Roccalumera. La minoranza: “Il sindaco è rimasto senza maggioranza, l’ultimo Consiglio a buon fine grazie all’opposizione”

ROCCALUMERA (c. casp.) – Gal, Piano regolatore generale, liberalizzazione delle licenze commerciali e dissesto idrogeologico. Sono i temi che hanno infiammato il dibattito nel corso dell’ultima riunione consiliare, durata sei ore, nonostante una serie di richieste di rinvio della maggioranza, puntualmente bocciate. Determinante la posizione dell’indipendente Ettore Fleres (ex maggioranza), in piena sintonia con il gruppo di opposizione. “Da ciò – sottolinea il consigliere Carmelo Spadaro – si evince che il sindaco non ha più una maggioranza su cui contare e sarebbe giusto che facesse un’analisi visto che cominciano a mancare i numeri per governare con stabilità. E’ grazie al buon senso del gruppo di minoranza se la macchina amministrativa del Comune non rimane bloccata – prosegue Spadaro – così come avvenuto per l’approvazione di tutti i punti legati al ‘Gal Terra dei miti e della bellezza’, scongiurando di perdere un’opportunità di sviluppo  e crescita del nostro territorio, fino ad oggi spesso oggetto di speculazioni e cattiva gestione”. Nessun indirizzo è emerso in merito alla revisione del Piano regolatore generale “nonostante – evidenzia il consigliere Marco Maccarrone – negli ultimi anni siano arrivate dalla Regione diverse diffide.
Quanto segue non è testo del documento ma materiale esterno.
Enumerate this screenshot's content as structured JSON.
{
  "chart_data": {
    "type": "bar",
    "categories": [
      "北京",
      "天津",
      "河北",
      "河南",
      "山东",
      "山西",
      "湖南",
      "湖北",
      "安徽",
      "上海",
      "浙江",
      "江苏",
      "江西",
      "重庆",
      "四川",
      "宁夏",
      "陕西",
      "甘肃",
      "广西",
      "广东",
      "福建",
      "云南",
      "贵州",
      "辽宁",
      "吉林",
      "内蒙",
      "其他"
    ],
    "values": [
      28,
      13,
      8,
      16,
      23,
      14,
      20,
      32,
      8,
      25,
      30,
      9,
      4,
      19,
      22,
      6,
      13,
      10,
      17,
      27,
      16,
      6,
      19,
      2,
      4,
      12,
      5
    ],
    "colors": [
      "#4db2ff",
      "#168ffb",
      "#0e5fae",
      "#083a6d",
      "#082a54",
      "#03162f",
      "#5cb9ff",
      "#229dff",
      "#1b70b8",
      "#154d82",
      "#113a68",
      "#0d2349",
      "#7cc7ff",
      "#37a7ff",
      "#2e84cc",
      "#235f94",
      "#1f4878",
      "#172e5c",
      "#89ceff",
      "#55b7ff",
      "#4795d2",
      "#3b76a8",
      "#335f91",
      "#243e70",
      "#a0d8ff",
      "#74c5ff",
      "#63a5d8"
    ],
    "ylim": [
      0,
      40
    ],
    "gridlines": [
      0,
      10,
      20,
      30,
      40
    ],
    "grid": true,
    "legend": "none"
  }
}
La Giunta non ha adottato alcun atto amministrativo per avviare le procedure ed oggi in aula – prosegue – ci accorgiamo che ci viene presentata dal presidente del Consiglio Antonio Garufi (e non dal sindaco o dall’assessore all’Urbanistica Francesco Santisi) una proposta che mira solo a prendere tempo, a non decidere, che poteva solo essere bocciata. Il tutto, nonostante le promesse fatte in campagna elettorale”. L’assemblea ha bocciato anche la liberalizzazione delle licenze, facendo rilevare che “essendo la Siciliauna regione a statuto speciale non può essere applicato il Decreto Bersani”. Articolati e lunghi gli interventi sul dissesto idrogeologico del territorio. Il discorso del sindaco Gianni Miasi (una relazione di 50 minuti) è finito ripetutamente ai giorni immediatamente successivi all’alluvione del primo ottobre a partire dagli aiuti forniti alle popolazioni bisognose  per finire all’assenza dei deputati nazionali e regionali. E’ toccato all’assessore Francesco Santisi illustrare schede tecniche e cartografie. “Siamo ancora lontani – ha commentato il capogruppo di minoranza, Giuseppe Campagna – dall’avere un piano di Protezione civile che possa mettere al riparo dalle calamità i cittadini”.